Click the arrow to expand each section below:
Traditional cloud servers. Powerful node.js runtime, but are slower to boot ~1.5 seconds.
These types of servers exist in only a handful of Amazons or Google data centers around the country. This means that it will take longer for a users request to physically travel through wires to this warehouse and back. But, these machines are the most powerful and can execute heavy tasks. Besides larger hardware, their increased processing abilities is to due a powerful code runtime called "node.js". The secondary problem is that node.js and all it's dependencies, takes time to install (around 1.5 seconds). So a slow bootup time paired with long round trip wire travel equates to latency for a user. Around 3 seconds for a network request.
As a side note, there are ways to increased the “perceived” network response times, such as showing animated loading “skeletons”, low quality blur image placeholders, or by implementing a local network-cache layer in your browser – all of which we do.
So we use these types of traditional, powerful but slower cloud functions only to process heavy computations, in scenarios where a user expects some wait time – for example, when scheduling a tour.
Edge cloud servers.
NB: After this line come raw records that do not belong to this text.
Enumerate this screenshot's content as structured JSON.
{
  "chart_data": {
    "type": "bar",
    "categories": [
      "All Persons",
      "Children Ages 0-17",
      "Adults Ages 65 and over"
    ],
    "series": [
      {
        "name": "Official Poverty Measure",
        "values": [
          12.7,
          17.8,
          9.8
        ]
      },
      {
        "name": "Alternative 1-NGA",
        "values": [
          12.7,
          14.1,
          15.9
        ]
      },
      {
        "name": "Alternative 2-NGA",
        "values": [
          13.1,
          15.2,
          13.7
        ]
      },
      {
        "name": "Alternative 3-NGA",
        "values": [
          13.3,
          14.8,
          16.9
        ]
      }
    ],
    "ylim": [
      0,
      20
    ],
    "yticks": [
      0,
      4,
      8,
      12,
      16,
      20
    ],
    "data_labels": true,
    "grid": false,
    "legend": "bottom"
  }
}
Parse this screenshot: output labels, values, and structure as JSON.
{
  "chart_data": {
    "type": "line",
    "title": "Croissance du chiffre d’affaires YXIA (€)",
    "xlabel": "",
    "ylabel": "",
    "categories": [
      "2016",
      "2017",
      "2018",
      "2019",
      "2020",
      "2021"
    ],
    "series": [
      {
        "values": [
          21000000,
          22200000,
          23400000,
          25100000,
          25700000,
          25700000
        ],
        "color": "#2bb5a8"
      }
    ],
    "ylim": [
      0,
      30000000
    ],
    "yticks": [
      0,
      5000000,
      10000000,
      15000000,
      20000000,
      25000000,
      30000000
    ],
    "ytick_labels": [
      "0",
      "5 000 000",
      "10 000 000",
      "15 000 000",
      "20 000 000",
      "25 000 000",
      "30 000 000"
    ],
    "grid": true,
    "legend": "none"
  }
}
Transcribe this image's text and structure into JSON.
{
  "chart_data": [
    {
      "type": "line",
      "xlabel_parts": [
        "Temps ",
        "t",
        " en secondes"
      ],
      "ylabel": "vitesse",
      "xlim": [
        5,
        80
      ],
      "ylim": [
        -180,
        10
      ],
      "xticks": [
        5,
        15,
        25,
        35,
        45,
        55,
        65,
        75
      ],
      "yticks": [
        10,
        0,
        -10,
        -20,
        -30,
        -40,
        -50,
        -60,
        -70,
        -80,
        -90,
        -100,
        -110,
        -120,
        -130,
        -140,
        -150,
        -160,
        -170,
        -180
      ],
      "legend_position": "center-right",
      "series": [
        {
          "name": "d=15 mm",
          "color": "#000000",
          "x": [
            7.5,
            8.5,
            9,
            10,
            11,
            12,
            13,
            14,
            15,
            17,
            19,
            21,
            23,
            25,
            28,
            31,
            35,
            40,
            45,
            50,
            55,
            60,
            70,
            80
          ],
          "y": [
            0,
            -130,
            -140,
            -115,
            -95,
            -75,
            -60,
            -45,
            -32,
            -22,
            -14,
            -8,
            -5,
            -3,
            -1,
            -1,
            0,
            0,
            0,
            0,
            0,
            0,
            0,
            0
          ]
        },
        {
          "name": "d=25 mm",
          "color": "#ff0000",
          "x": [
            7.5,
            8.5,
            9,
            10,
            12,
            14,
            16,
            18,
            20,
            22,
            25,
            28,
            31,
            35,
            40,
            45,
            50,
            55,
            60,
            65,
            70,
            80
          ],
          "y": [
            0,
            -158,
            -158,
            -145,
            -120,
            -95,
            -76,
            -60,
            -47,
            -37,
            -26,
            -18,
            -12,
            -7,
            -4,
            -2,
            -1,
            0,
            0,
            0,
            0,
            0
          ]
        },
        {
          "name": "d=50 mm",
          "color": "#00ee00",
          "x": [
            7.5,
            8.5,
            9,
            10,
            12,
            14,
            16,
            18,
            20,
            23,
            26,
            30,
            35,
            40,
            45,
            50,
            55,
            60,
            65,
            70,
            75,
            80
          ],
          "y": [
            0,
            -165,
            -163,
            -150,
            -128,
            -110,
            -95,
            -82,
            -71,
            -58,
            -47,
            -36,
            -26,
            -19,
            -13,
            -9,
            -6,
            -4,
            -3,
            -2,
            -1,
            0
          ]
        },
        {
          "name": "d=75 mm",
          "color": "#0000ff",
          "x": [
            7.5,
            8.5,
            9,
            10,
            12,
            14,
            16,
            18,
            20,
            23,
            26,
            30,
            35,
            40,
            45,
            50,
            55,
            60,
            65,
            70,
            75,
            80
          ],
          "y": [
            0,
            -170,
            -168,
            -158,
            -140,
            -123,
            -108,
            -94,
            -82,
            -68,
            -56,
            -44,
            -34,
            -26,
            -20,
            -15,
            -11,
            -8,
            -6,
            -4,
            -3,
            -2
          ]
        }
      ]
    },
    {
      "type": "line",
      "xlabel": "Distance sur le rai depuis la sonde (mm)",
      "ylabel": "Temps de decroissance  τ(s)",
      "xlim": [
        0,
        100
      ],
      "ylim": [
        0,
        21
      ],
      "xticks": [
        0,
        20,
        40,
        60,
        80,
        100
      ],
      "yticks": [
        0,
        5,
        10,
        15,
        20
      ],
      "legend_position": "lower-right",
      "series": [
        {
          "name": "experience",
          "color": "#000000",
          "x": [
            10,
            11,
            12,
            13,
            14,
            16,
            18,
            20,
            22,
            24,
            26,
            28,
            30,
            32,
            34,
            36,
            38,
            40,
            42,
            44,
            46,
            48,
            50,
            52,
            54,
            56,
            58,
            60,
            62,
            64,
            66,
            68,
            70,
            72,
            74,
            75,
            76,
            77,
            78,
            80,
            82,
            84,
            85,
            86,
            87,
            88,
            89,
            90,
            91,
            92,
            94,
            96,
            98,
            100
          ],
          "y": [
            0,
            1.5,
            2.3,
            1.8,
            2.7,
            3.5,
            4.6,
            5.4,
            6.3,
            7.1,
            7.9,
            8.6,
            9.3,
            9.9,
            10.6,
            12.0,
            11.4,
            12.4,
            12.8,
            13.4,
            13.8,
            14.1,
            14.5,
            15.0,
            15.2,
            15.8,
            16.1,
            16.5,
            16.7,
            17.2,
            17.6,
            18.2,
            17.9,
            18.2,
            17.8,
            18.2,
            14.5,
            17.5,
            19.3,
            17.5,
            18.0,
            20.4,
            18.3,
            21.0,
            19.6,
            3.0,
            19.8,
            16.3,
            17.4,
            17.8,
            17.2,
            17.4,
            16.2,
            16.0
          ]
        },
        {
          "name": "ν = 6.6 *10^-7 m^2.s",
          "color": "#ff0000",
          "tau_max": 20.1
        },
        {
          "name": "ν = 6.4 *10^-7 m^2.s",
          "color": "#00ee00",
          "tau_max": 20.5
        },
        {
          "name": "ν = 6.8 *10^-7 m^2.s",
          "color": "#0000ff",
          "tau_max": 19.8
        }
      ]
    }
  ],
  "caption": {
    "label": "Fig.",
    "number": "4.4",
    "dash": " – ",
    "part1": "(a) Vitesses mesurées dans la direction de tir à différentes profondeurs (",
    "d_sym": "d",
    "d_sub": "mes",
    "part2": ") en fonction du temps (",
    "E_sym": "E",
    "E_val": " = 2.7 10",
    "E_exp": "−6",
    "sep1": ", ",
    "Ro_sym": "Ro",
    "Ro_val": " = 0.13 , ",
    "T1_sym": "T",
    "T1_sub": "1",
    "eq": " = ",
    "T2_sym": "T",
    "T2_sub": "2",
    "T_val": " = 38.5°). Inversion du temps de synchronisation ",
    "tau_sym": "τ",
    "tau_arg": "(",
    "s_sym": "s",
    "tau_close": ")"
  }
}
Limited V8 runtime, but near instant processing.
Edge servers have existed for many years as "content delivery networks", however, companies like CloudFlare and NextJs are now offering their compute for more than just routing requests (how they were typically used) – and allow us to execute code! These servers are scattered around the country, not just in a handful major data centers (i.e. the “edge” of the network; you could have one down the street!). The hardware is smaller, and the V8 runtime is limited (it cannot install many common packages). However the V8 runtime does support some important standard Web APIs, such as "fetch", which allows securely fetching data from our database. So, for Resider cloud functions that only need to fetch some data, we have moved them all to 'edge functions' – and they are fast! (responses in the milliseconds) Even more, these edge servers can cache data. So if a user in your region requests the same data twice, the server will skip a fetch request to the database altogether, and instead return the data it saved from the last time it handled the same request!
3. MySQL server
finally, when these secure cloud servers do request code from our database, that is handled by a MySQL server, managed by Google Cloud Services.

The technical team
Michael McGreal is the lead developer, supported by a team of freelance expert React Typescript engineers from Argentina, named “Async Development”. The core support lead is Nicholas Cisco, whose personal blog and brilliant technical writing can be found
Because the app is built using NextJS, which manages most cloud and security features for us, our core development team will always remain relatively small compared to other companies. However, we are always seeking new expert developers to add to our freelance network, and eventually onboard full-time when needed.